March 21, 2019
Cheyenne, WY–A nerve monitoring system that has been shown to significantly improve outcomes related to continence and sexual function after robotic prostatectomies is now being used at Cheyenne Regional Medical Center.
“The ProPep Nerve Monitoring System identifies the somatic nerves, which are hidden in the tissue surrounding the prostate,” said Dr. Timothy Gajewski, a urologist in practice at Cheyenne Urological, PC. “Using this system allows the surgeon to identify the location of these nerves and reduce inadvertent damage to them during laparoscopic and robotic prostate surgeries, allowing for improved continence and better sexual function outcomes for the patient.”
The ProPep is the first FDA-cleared real-time nerve monitoring system for use during laparoscopic and robotic prostatectomies. It has been in use at CRMC for about three months. Dr. Gajewski has extensive experience using the nerve monitoring system, first in North Carolina, where he was in medical practice through 2018, and now in Cheyenne.

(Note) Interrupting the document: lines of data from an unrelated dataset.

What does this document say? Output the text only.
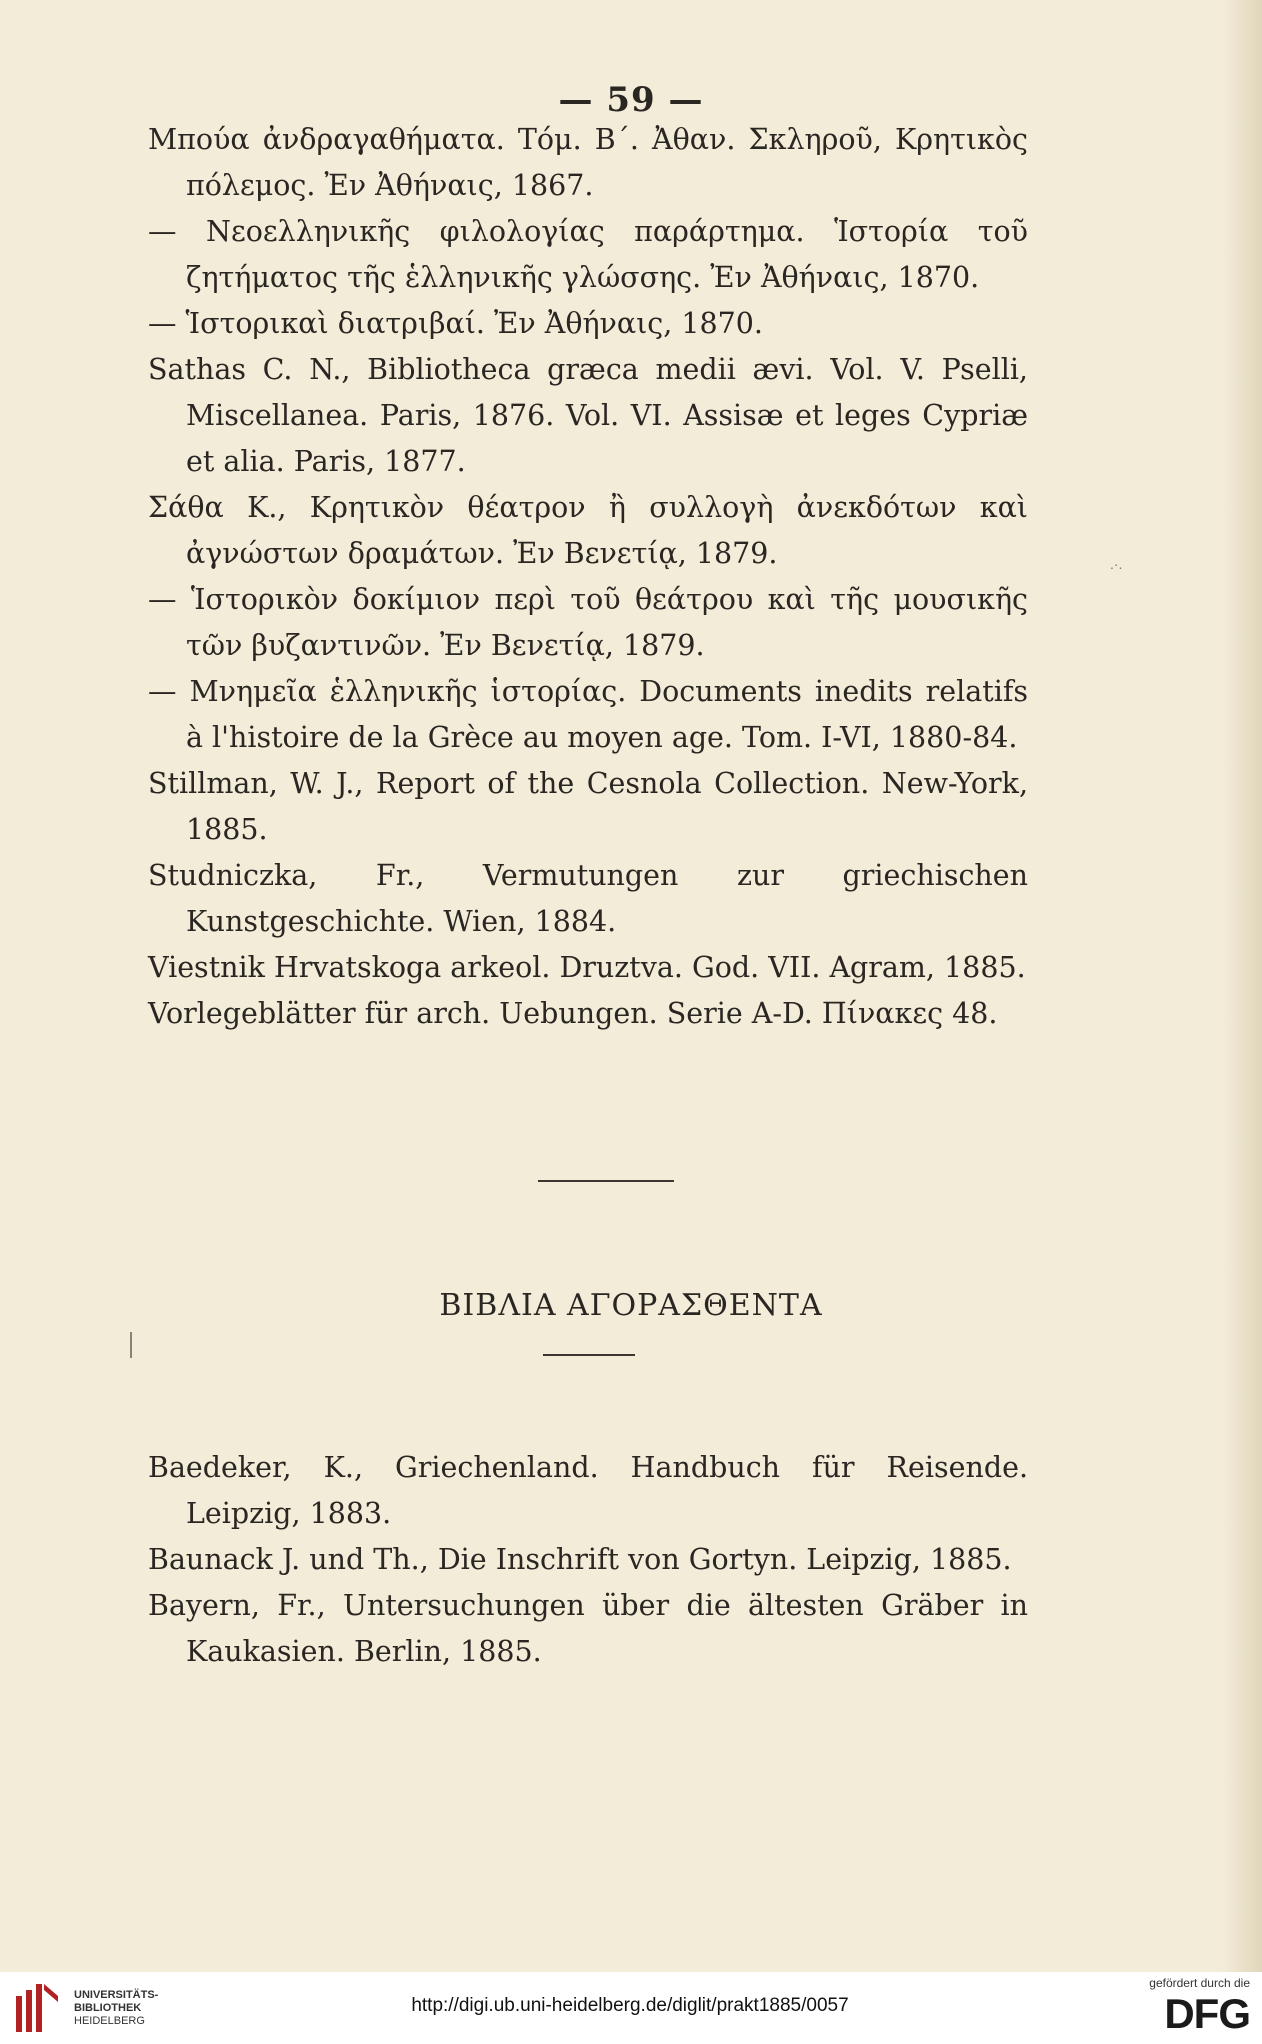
— 59 —
Μπούα ἀνδραγαθήματα. Τόμ. Β΄. Ἀθαν. Σκληροῦ, Κρητικὸς πόλεμος. Ἐν Ἀθήναις, 1867.
— Νεοελληνικῆς φιλολογίας παράρτημα. Ἱστορία τοῦ ζητήματος τῆς ἑλληνικῆς γλώσσης. Ἐν Ἀθήναις, 1870.
— Ἱστορικαὶ διατριβαί. Ἐν Ἀθήναις, 1870.
Sathas C. N., Bibliotheca græca medii ævi. Vol. V. Pselli, Miscellanea. Paris, 1876. Vol. VI. Assisæ et leges Cypriæ et alia. Paris, 1877.
Σάθα Κ., Κρητικὸν θέατρον ἢ συλλογὴ ἀνεκδότων καὶ ἀγνώστων δραμάτων. Ἐν Βενετίᾳ, 1879.
— Ἱστορικὸν δοκίμιον περὶ τοῦ θεάτρου καὶ τῆς μουσικῆς τῶν βυζαντινῶν. Ἐν Βενετίᾳ, 1879.
— Μνημεῖα ἑλληνικῆς ἱστορίας. Documents inedits relatifs à l'histoire de la Grèce au moyen age. Tom. I-VI, 1880-84.
Stillman, W. J., Report of the Cesnola Collection. New-York, 1885.
Studniczka, Fr., Vermutungen zur griechischen Kunstgeschichte. Wien, 1884.
Viestnik Hrvatskoga arkeol. Druztva. God. VII. Agram, 1885.
Vorlegeblätter für arch. Uebungen. Serie A-D. Πίνακες 48.
ΒΙΒΛΙΑ ΑΓΟΡΑΣΘΕΝΤΑ
Baedeker, K., Griechenland. Handbuch für Reisende. Leipzig, 1883.
Baunack J. und Th., Die Inschrift von Gortyn. Leipzig, 1885.
Bayern, Fr., Untersuchungen über die ältesten Gräber in Kaukasien. Berlin, 1885.
.·.
UNIVERSITÄTS-
BIBLIOTHEK
HEIDELBERG
http://digi.ub.uni-heidelberg.de/diglit/prakt1885/0057
gefördert durch die
DFG
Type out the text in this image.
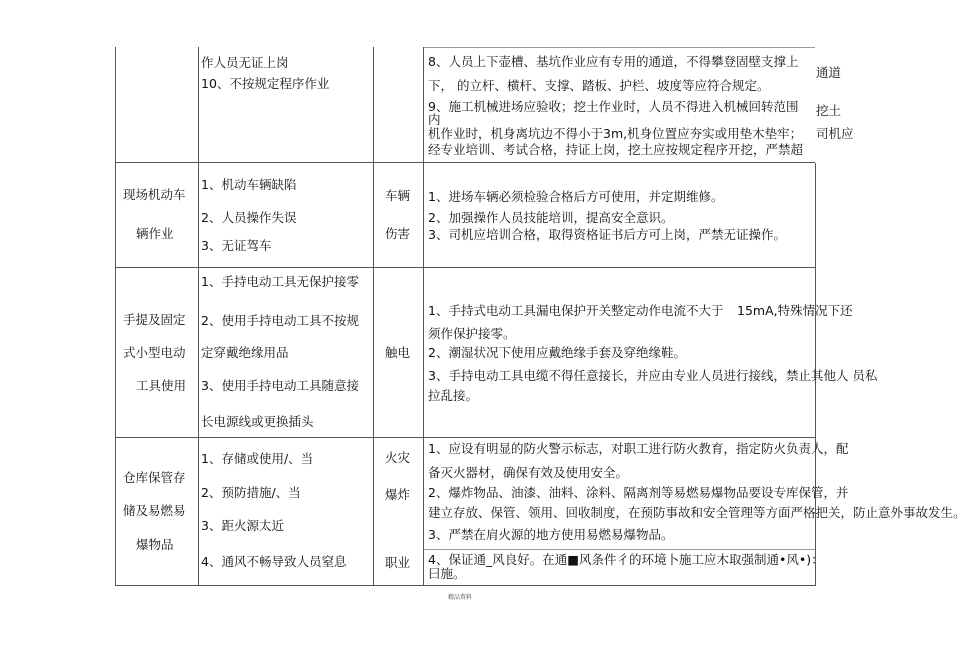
作人员无证上岗
10、不按规定程序作业
8、人员上下壶槽、基坑作业应有专用的通道，不得攀登固壁支撑上
下， 的立杆、横杆、支撑、踏板、护栏、坡度等应符合规定。
9、施工机械进场应验收；挖土作业时，人员不得进入机械回转范围
内
机作业时，机身离坑边不得小于3m,机身位置应夯实或用垫木垫牢；
经专业培训、考试合格，持证上岗，挖土应按规定程序开挖，严禁超
通道
挖土
司机应
现场机动车
辆作业
1、机动车辆缺陷
2、人员操作失误
3、无证驾车
车辆
伤害
1、进场车辆必须检验合格后方可使用，并定期维修。
2、加强操作人员技能培训，提高安全意识。
3、司机应培训合格，取得资格证书后方可上岗，严禁无证操作。
手提及固定
式小型电动
工具使用
1、手持电动工具无保护接零
2、使用手持电动工具不按规
定穿戴绝缘用品
3、使用手持电动工具随意接
长电源线或更换插头
触电
1、手持式电动工具漏电保护开关整定动作电流不大于 15mA,特殊情况下还
须作保护接零。
2、潮湿状况下使用应戴绝缘手套及穿绝缘鞋。
3、手持电动工具电缆不得任意接长，并应由专业人员进行接线，禁止其他人 员私
拉乱接。
仓库保管存
储及易燃易
爆物品
1、存储或使用/、当
2、预防措施/、当
3、距火源太近
4、通风不畅导致人员窒息
火灾
爆炸
职业
1、应设有明显的防火警示标志，对职工进行防火教育，指定防火负责人，配
备灭火器材，确保有效及使用安全。
2、爆炸物品、油漆、油料、涂料、隔离剂等易燃易爆物品要设专库保管，并
建立存放、保管、领用、回收制度，在预防事故和安全管理等方面严格把关，防止意外事故发生。
3、严禁在肩火源的地方使用易燃易爆物品。
4、保证通_风良好。在通■风条件彳的环境卜施工应木取强制通•风•)：
曰施。
精品资料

Prostate cancer is the second most common cancer in men in the United States. About one in seven men will be diagnosed with prostate cancer during their lifetimes.
Urinary incontinence and sexual dysfunction are major side effects for many men after prostate surgery, with sexual dysfunction being a problem for up to 40 percent of men and urinary incontinence being a problem for up to 44 percent of men.
Using this new system, nerve locations are monitored throughout the surgery, allowing the surgeon to make informed decisions on how to spare the nerves. Nationwide, surgeons using the nerve monitoring system have reported significantly better patient continence and sexual function outcomes after prostatectomies.
“This nerve monitoring system is considered the standard of care for laparoscopic and robotic prostatectomies,” Dr. Gajewski said. “We want our community to know that this important tool is now available for patients undergoing prostate surgeries at Cheyenne Regional Medical Center.”